Those not-quite-so-free reward tickets

Bob Soukup runs Northwest's frequent flier program
Bob Soukup runs Northwest's WorldPerks frequent flier program.
MPR Photo/Martin Moylan

At Northwest Airlines award tickets issued on or after September 15 will incur a fee.

Passengers will pay $25 to turn miles into a domestic ticket and $50 or $100 to get a reward ticket to Europe or Asia.

Justin Neudahl, who flies three or four times a year on business, thinks the fees stink.

"Adding a fee to it, I think that's kind of ridiculous," he said. "You or your company, you're traveling for business or pleasure, trying to build these miles up to put them toward something. Why get charged for it, when it should be free?"

Northwest says the fees are likely temporary. They're meant to help the airline offset skyrocketing fuel costs. If fuel prices come down, Northwest says it'll reconsider the fees.

The airline thinks most travelers understand the bind it's in.

People really understand that the price of fuel is so high that the airline has to do something to compensate

"We were very concerned about the consumer reaction," said Bob Soukup, Managing Director of Northwest Airline's WorldPerks frequent flier program. "But I think people really understand that the price of fuel is so high that the airline has to do something to compensate."

Soukup says the impending fees haven't created a rush to redeem miles.

But he has noticed more interest in burning miles as plane fares rise.

"Generally, as ticket prices have increased, I think people have been more willing to part with their miles," said Soukup.

He says reward redemptions have been up about 15 percent this year.

As airlines increase fares and fuel surcharges, reward tickets are worth more than they were before fuel prices and airfares began their ascent.

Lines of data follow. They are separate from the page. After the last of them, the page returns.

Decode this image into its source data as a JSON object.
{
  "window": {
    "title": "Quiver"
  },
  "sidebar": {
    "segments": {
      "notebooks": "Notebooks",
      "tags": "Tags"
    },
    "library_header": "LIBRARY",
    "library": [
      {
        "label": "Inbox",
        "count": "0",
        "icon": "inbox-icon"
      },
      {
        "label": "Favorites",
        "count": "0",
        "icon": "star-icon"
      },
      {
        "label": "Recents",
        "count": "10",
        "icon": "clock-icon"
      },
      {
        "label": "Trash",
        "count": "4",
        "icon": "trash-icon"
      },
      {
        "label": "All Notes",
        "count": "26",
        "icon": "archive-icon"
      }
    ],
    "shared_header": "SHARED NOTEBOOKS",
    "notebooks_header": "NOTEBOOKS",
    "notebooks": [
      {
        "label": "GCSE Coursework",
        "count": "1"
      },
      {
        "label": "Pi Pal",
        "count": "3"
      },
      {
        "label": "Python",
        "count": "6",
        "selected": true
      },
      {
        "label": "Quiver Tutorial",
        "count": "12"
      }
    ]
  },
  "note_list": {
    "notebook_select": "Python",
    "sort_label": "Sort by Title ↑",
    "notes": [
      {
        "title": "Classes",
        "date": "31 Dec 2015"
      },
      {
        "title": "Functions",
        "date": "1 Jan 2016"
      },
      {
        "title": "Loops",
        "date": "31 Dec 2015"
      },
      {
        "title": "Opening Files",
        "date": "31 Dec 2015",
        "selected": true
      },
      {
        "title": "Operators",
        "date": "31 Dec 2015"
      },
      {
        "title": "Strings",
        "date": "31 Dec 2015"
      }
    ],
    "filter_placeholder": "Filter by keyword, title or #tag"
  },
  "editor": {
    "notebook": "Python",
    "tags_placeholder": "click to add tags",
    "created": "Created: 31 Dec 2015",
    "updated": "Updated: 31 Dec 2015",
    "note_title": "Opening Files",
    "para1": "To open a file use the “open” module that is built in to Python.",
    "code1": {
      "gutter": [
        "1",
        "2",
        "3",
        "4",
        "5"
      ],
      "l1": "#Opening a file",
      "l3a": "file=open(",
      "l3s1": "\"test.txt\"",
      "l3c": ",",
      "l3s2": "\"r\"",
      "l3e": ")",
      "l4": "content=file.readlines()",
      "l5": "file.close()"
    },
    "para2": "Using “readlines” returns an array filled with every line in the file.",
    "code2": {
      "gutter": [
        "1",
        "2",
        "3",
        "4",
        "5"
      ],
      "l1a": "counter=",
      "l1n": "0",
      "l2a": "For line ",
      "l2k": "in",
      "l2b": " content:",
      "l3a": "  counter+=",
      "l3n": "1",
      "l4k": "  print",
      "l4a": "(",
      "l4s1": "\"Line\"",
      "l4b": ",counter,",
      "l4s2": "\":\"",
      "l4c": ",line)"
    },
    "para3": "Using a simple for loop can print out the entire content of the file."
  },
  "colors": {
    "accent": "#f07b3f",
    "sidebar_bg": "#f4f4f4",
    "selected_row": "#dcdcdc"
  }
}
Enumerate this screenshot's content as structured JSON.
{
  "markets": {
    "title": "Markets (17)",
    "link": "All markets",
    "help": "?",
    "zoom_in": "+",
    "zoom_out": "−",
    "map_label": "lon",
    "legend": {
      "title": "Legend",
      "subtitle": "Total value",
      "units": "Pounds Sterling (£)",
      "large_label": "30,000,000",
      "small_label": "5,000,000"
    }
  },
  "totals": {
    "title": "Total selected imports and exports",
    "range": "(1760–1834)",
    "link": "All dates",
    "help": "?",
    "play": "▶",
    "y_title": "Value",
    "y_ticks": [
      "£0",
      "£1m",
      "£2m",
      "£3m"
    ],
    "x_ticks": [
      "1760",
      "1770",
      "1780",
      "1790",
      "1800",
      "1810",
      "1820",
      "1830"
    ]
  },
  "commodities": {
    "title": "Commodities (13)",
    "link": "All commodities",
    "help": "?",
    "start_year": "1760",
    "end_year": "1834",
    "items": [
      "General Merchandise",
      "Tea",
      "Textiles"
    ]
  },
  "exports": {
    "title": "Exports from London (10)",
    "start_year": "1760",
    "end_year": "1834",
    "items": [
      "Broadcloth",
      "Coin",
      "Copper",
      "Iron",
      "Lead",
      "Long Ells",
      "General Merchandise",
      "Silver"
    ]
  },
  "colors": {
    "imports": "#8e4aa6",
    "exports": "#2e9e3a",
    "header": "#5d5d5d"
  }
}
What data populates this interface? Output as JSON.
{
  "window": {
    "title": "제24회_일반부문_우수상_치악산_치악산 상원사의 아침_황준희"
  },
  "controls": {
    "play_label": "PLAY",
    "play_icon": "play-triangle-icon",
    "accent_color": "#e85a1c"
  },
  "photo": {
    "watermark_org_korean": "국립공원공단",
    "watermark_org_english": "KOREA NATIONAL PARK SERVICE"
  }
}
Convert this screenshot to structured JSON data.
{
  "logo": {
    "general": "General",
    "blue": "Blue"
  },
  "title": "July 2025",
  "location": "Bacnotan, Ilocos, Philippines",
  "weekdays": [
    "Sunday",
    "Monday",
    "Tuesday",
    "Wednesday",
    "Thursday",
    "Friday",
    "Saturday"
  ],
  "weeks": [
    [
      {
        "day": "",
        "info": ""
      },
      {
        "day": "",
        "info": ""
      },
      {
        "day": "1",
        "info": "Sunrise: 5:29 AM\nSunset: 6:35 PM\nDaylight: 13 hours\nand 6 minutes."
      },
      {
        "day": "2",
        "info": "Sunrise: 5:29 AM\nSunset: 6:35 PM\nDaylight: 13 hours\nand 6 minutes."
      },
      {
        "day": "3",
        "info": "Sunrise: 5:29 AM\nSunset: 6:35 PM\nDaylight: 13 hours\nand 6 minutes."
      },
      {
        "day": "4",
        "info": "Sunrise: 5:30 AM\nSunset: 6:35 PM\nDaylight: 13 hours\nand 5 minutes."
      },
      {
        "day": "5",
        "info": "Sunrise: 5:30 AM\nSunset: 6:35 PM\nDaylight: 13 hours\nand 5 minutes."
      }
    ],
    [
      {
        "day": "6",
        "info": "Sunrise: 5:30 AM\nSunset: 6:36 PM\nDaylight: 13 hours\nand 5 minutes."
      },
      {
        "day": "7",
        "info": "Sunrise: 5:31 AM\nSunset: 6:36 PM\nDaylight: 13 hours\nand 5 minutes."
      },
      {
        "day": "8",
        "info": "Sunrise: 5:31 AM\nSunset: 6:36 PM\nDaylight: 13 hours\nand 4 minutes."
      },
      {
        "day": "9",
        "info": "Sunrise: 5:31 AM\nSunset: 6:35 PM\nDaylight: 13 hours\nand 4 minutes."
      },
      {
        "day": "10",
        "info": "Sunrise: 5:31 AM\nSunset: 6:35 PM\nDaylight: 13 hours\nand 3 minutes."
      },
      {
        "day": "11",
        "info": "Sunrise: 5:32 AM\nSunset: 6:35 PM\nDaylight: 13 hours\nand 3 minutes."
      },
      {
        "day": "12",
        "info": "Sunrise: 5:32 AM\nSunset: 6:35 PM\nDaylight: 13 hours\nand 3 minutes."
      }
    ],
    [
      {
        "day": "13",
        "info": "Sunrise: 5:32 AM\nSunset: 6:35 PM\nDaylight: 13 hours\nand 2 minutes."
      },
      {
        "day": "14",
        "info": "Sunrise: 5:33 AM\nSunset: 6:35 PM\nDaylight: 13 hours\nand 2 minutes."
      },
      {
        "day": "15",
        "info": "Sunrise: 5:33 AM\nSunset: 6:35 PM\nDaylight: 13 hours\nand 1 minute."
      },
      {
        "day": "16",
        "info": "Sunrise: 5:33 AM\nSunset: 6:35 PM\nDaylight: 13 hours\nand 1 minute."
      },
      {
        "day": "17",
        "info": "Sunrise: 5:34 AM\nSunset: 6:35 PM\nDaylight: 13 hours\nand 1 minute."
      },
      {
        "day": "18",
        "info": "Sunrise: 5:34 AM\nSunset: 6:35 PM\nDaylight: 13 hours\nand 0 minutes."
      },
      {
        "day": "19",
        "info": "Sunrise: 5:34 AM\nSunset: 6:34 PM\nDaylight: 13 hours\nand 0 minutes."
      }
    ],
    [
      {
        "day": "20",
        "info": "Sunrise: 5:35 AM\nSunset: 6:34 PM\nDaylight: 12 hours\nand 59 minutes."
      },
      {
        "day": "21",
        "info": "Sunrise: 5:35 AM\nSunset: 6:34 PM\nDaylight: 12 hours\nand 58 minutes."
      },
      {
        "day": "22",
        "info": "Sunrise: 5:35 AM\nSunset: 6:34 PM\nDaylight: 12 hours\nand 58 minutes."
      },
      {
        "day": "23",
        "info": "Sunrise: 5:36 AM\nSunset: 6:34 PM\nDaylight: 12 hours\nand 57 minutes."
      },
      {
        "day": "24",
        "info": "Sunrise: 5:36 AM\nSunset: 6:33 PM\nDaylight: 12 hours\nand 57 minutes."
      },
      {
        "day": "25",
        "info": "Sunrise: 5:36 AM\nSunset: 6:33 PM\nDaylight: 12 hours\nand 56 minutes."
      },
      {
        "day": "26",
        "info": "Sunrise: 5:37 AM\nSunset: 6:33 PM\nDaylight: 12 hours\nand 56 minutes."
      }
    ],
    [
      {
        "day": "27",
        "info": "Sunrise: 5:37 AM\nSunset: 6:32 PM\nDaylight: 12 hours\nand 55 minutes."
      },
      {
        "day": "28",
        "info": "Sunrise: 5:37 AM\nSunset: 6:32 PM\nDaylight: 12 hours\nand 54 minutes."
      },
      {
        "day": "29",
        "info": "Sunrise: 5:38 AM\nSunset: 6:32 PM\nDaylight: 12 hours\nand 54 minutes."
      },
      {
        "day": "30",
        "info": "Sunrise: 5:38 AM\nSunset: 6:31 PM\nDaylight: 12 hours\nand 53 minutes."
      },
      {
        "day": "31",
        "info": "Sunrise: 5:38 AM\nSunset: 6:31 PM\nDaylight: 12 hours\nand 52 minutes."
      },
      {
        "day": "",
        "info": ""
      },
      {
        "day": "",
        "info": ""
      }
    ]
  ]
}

Steve Wagenseller, a former Minnesotan now living in Hawaii, has noticed that. "I got away using my points when prices were rising," he said. "So I had my flight in hand when people were paying higher prices."

This year Wagenseller used reward tickets to travel to see family on the East Coat and in Florida.

He isn't sure how the redemption fees airlines are tacking on reward tickets will affect their future value, though. Travelers will grudgingly accept reward ticket redemption fees. That's the view of Randy Petersen, publisher and editor of Inside Flyer magazine.

Petersen says that if an airline goes belly-up, the frequent flier miles customers earned on the airline could go way with the carrier. Redemption fees may help keep some airlines flying.

"I don't think any of us like it," said Petersen. "But given the circumstances, we certainly do want these remaining airlines to stay in business."

Petersen says people have always complained airlines are stingy with reward tickets. But it turns out they're being more generous lately.

"Airlines are giving away more seats than ever before," Petersen said.

Airlines are giving away more seats than ever before

Petersen says in the first five months of this year, U.S. airlines overall issued about 15 percent more reward tickets than they did in the same period in 2007.

But he wonders about this fall. Many airlines have announced sizable cutbacks in flying starting in September. Petersen says that might make it harder to redeem miles.

"Schedules and flights are going to be cut way back. It will be interesting to see just what these cuts in the fall will mean for redemption," he said.

Northwest insists there'll still be a good supply of reward seats.

WorldPerks czar Soukup says that overall 7 to 8 percent of the seats on Northwest flights have been filled by passengers who got the seats with frequent flier miles.

And he says nothing much should change about that in the future, even going forward, especially as Northwest carries out its planned merger later this year with Delta Air Lines.

"We have to make sure the customers see value in the miles," he said. "So for that reason, we have to make sure that we've got sufficient inventory all the time out there. We would never dramatically reduce the amount of inventory that's available to the customers."

But he admits there will never be enough reward tickets to the choicest leisure destinations. "The difficulty is always there is never enough inventory in the places people really want to go," he said. "There's never enough tickets to Ft. Myers to go see the Twins in Spring Training."

Not for 25,000 miles. That's the least amount of miles a traveler needs to get a round-trip domestic ticket on Northwest.

But travelers willing to part with 50,000 miles can get around restrictions on domestic reward ticket redemptions.

Soukup says Northwest issues about 1.5 million reward tickets annually. And about a quarter of those tickets go to people who part with extra miles to avoid the usual caps on the reward seats allocated to a flight.

The more ticket prices rise, the more travelers may be willing to pay in miles and fees for a frequent flyer reward ticket.